# Montgomery Ward 11/40 Lawn Tractor



## uf90t37 (Apr 2, 2010)

Just acquired a Montgomery Ward 11 Hp 40 inch cut lawn tractor. It is not running right now. I am looking a owner manual and/or a repair manual for it. Best I can tell the serial number is 41-024-1049. Also has some numbers on it that say TMO33901A0033D. Anyone out there have any info on this lawn tractor?


----------



## flman (Mar 23, 2010)

Wow, that is a classic. You could probably get the engine manual at the Mfg website. Owners manual for that is a long shot, since the internet was not such a big source of that type info when Monkey Wards folded.


----------



## uf90t37 (Apr 2, 2010)

flman said:


> Wow, that is a classic. You could probably get the engine manual at the Mfg website. Owners manual for that is a long shot, since the internet was not such a big source of that type info when Monkey Wards folded.

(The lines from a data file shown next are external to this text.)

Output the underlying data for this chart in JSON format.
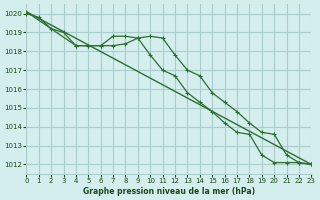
{
  "title": "Graphe pression niveau de la mer (hPa)",
  "bg_color": "#d4eeee",
  "grid_color": "#aacccc",
  "line_color": "#2d6e2d",
  "text_color": "#1a4a1a",
  "xlim": [
    0,
    23
  ],
  "ylim": [
    1011.5,
    1020.5
  ],
  "yticks": [
    1012,
    1013,
    1014,
    1015,
    1016,
    1017,
    1018,
    1019,
    1020
  ],
  "xticks": [
    0,
    1,
    2,
    3,
    4,
    5,
    6,
    7,
    8,
    9,
    10,
    11,
    12,
    13,
    14,
    15,
    16,
    17,
    18,
    19,
    20,
    21,
    22,
    23
  ],
  "line1_x": [
    0,
    1,
    2,
    3,
    4,
    5,
    6,
    7,
    8,
    9,
    10,
    11,
    12,
    13,
    14,
    15,
    16,
    17,
    18,
    19,
    20,
    21,
    22,
    23
  ],
  "line1_y": [
    1020.0,
    1019.8,
    1019.2,
    1019.0,
    1018.3,
    1018.3,
    1018.3,
    1018.3,
    1018.4,
    1018.7,
    1018.8,
    1018.7,
    1017.8,
    1017.0,
    1016.7,
    1015.8,
    1015.3,
    1014.8,
    1014.2,
    1013.7,
    1013.6,
    1012.5,
    1012.1,
    1012.0
  ],
  "line2_x": [
    0,
    4,
    5,
    6,
    7,
    8,
    9,
    10,
    11,
    12,
    13,
    14,
    15,
    16,
    17,
    18,
    19,
    20,
    21,
    22,
    23
  ],
  "line2_y": [
    1020.1,
    1018.3,
    1018.3,
    1018.3,
    1018.8,
    1018.8,
    1018.7,
    1017.8,
    1017.0,
    1016.7,
    1015.8,
    1015.3,
    1014.8,
    1014.2,
    1013.7,
    1013.6,
    1012.5,
    1012.1,
    1012.1,
    1012.1,
    1012.0
  ],
  "line3_x": [
    0,
    23
  ],
  "line3_y": [
    1020.1,
    1012.0
  ]
}
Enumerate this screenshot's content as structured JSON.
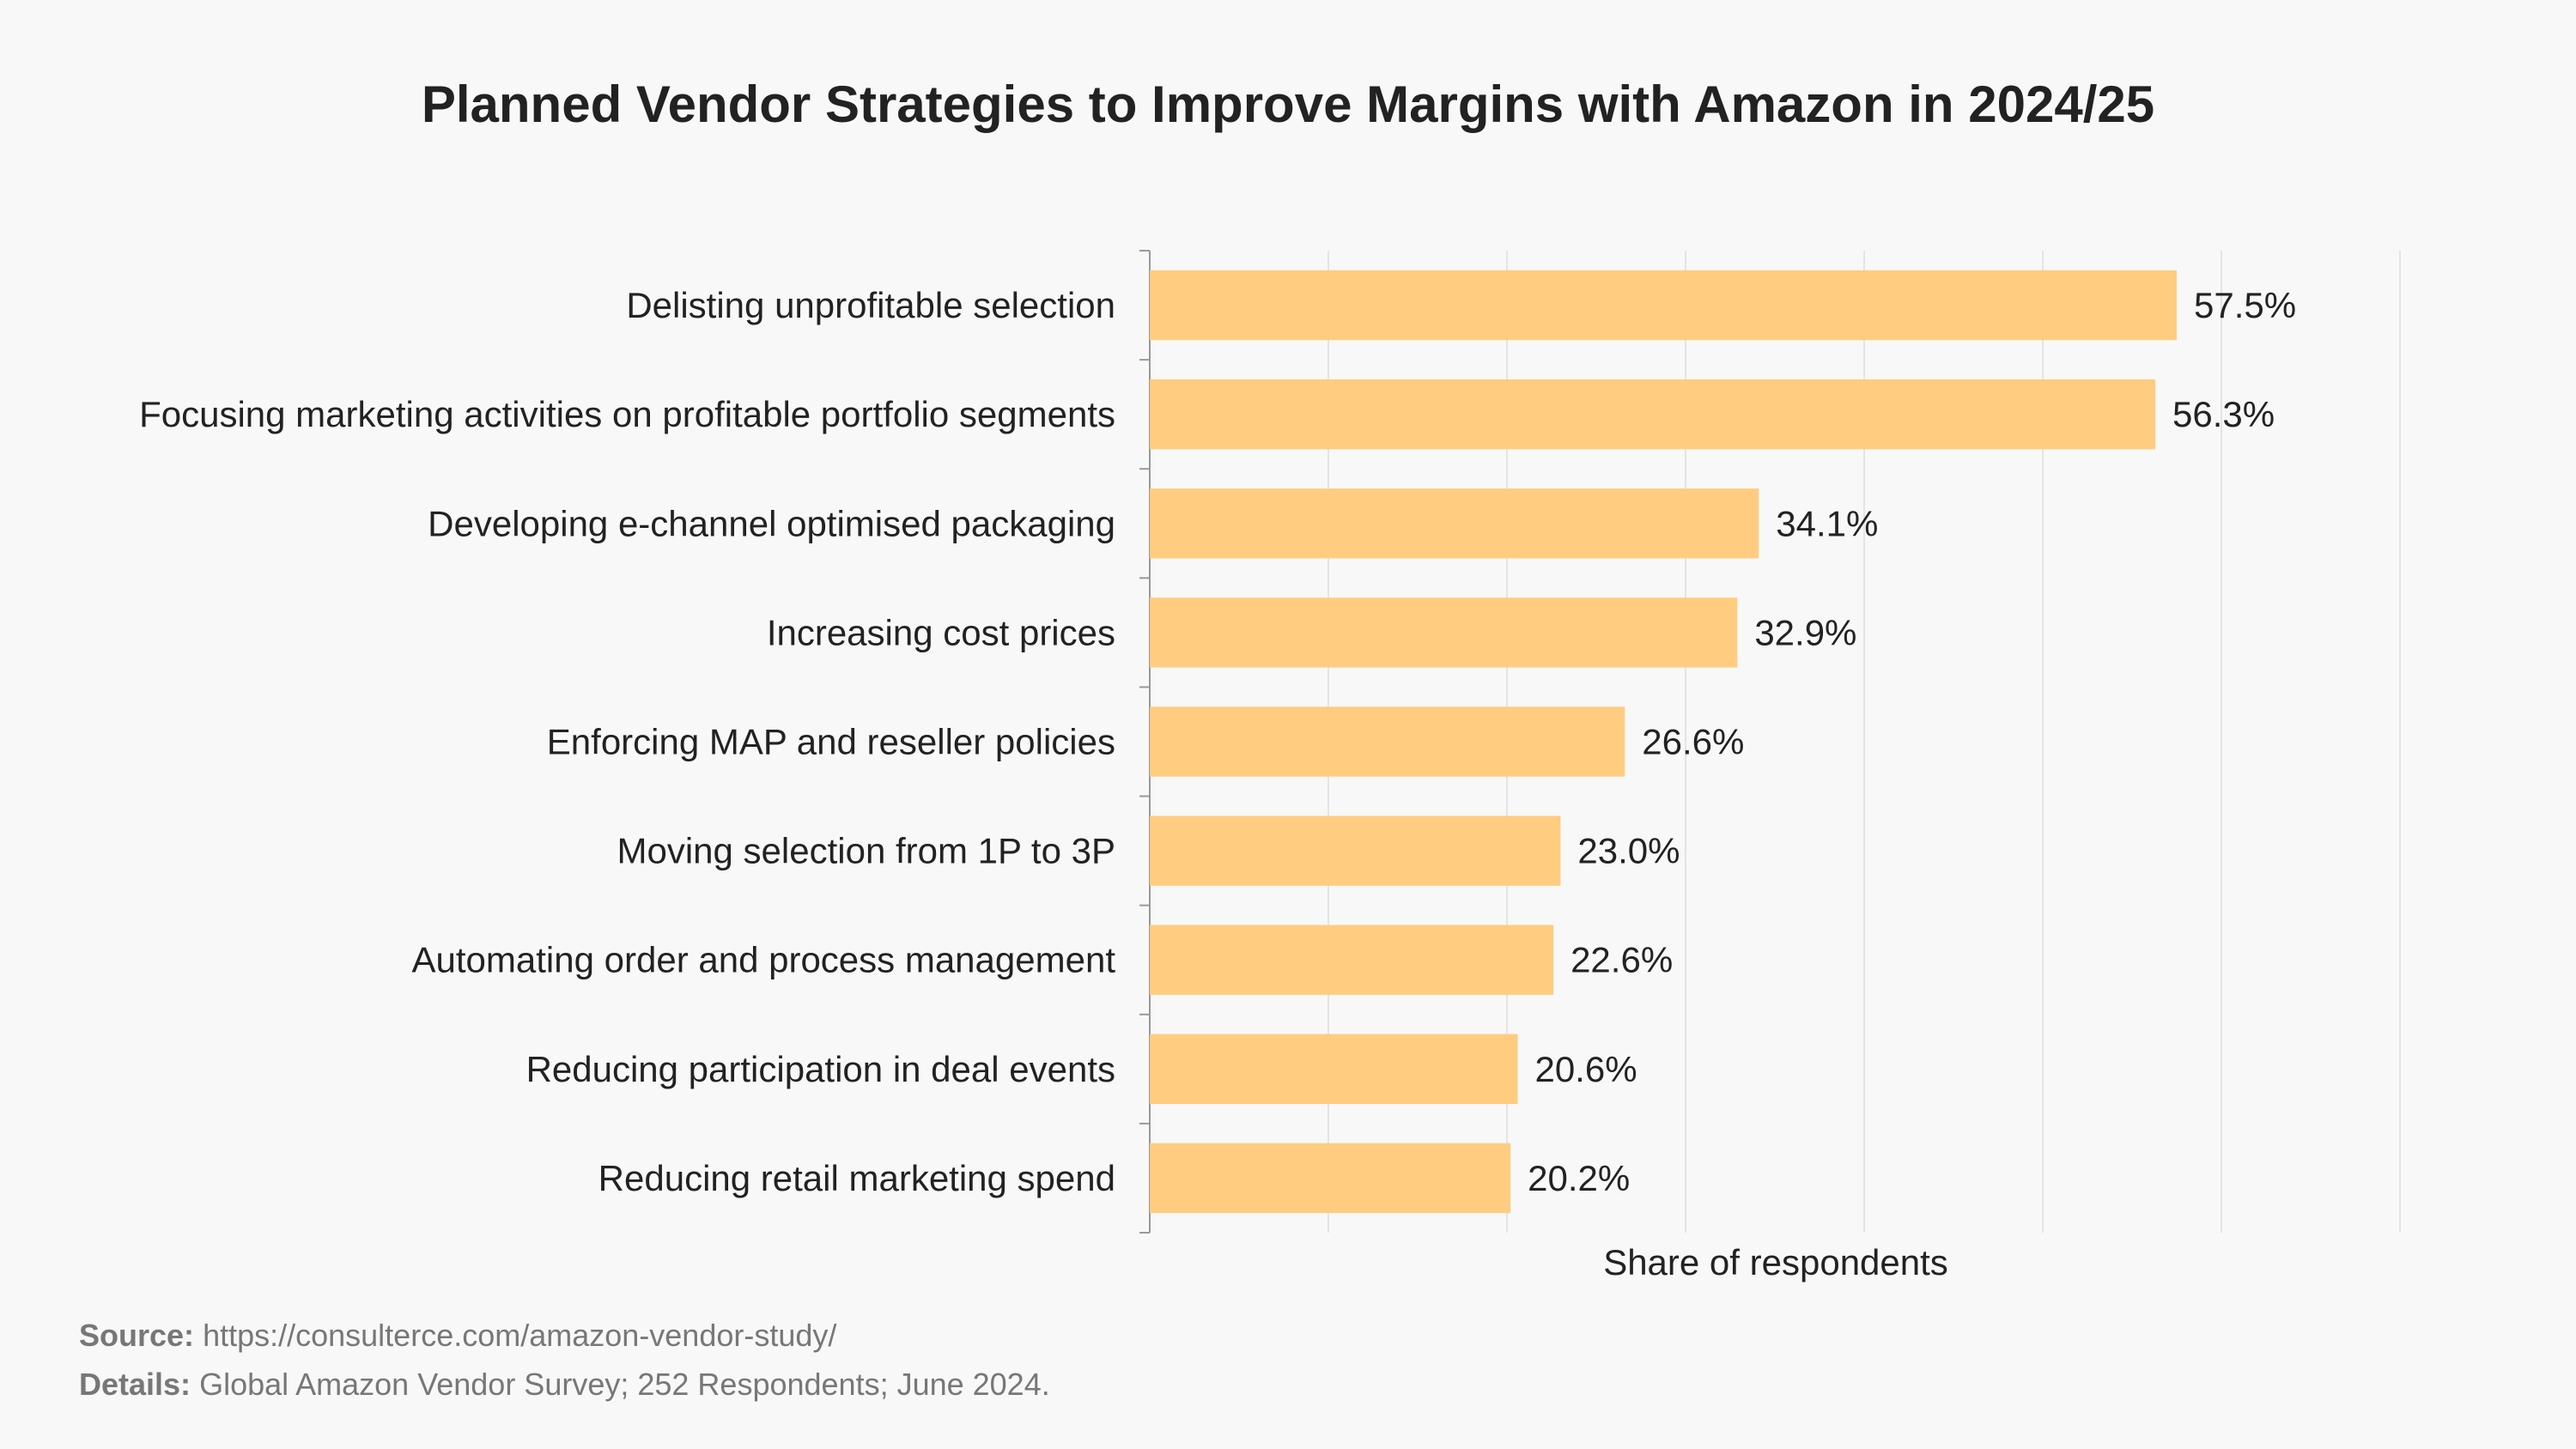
{
  "chart_data": {
    "type": "bar",
    "orientation": "horizontal",
    "title": "Planned Vendor Strategies to Improve Margins with Amazon in 2024/25",
    "xlabel": "Share of respondents",
    "ylabel": "",
    "xlim": [
      0,
      70
    ],
    "grid": true,
    "bar_color": "#ffcc80",
    "categories": [
      "Delisting unprofitable selection",
      "Focusing marketing activities on profitable portfolio segments",
      "Developing e-channel optimised packaging",
      "Increasing cost prices",
      "Enforcing MAP and reseller policies",
      "Moving selection from 1P to 3P",
      "Automating order and process management",
      "Reducing participation in deal events",
      "Reducing retail marketing spend"
    ],
    "values": [
      57.5,
      56.3,
      34.1,
      32.9,
      26.6,
      23.0,
      22.6,
      20.6,
      20.2
    ],
    "value_labels": [
      "57.5%",
      "56.3%",
      "34.1%",
      "32.9%",
      "26.6%",
      "23.0%",
      "22.6%",
      "20.6%",
      "20.2%"
    ]
  },
  "footer": {
    "source_label": "Source:",
    "source_text": "https://consulterce.com/amazon-vendor-study/",
    "details_label": "Details:",
    "details_text": "Global Amazon Vendor Survey; 252 Respondents; June 2024."
  }
}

My tractor is a rear bagger and has the bags and all. The guy I got it from today said he put a new briggs and stratton engine in it but could not get it to run so he just gave up on it and it has been sitting for two years or so. Don't know how much trouble it will be to fix or if it will be worth it. It is in pretty good shape overall. I found an owner's manual for a model that is close to this one. The manual says it is for a TMO-33902A. My tractor is a TMO-33901A. The pictures in the manual look like my tractor as far as I can tell. I haven't unloaded it from my trailer yet. Maybe tomorrow I can unload it and look it over real close. Thanks for your response.


----------



## indypower (Apr 13, 2010)

The "TMO" models were made by MTD. You will have to call MTD as their website only goes back about 20 years for brands they made for others. When you call them, they can give you an MTD model number.


----------



## OLDTIMER (Jun 22, 2010)

I have The TMO 33901A as well having a hard time finding a 20" left hand blade at a decent price. Mtd has discontinued it and the 6.5" bladecant find one for under $40.00 What do you need to know from the manual happy to help.


----------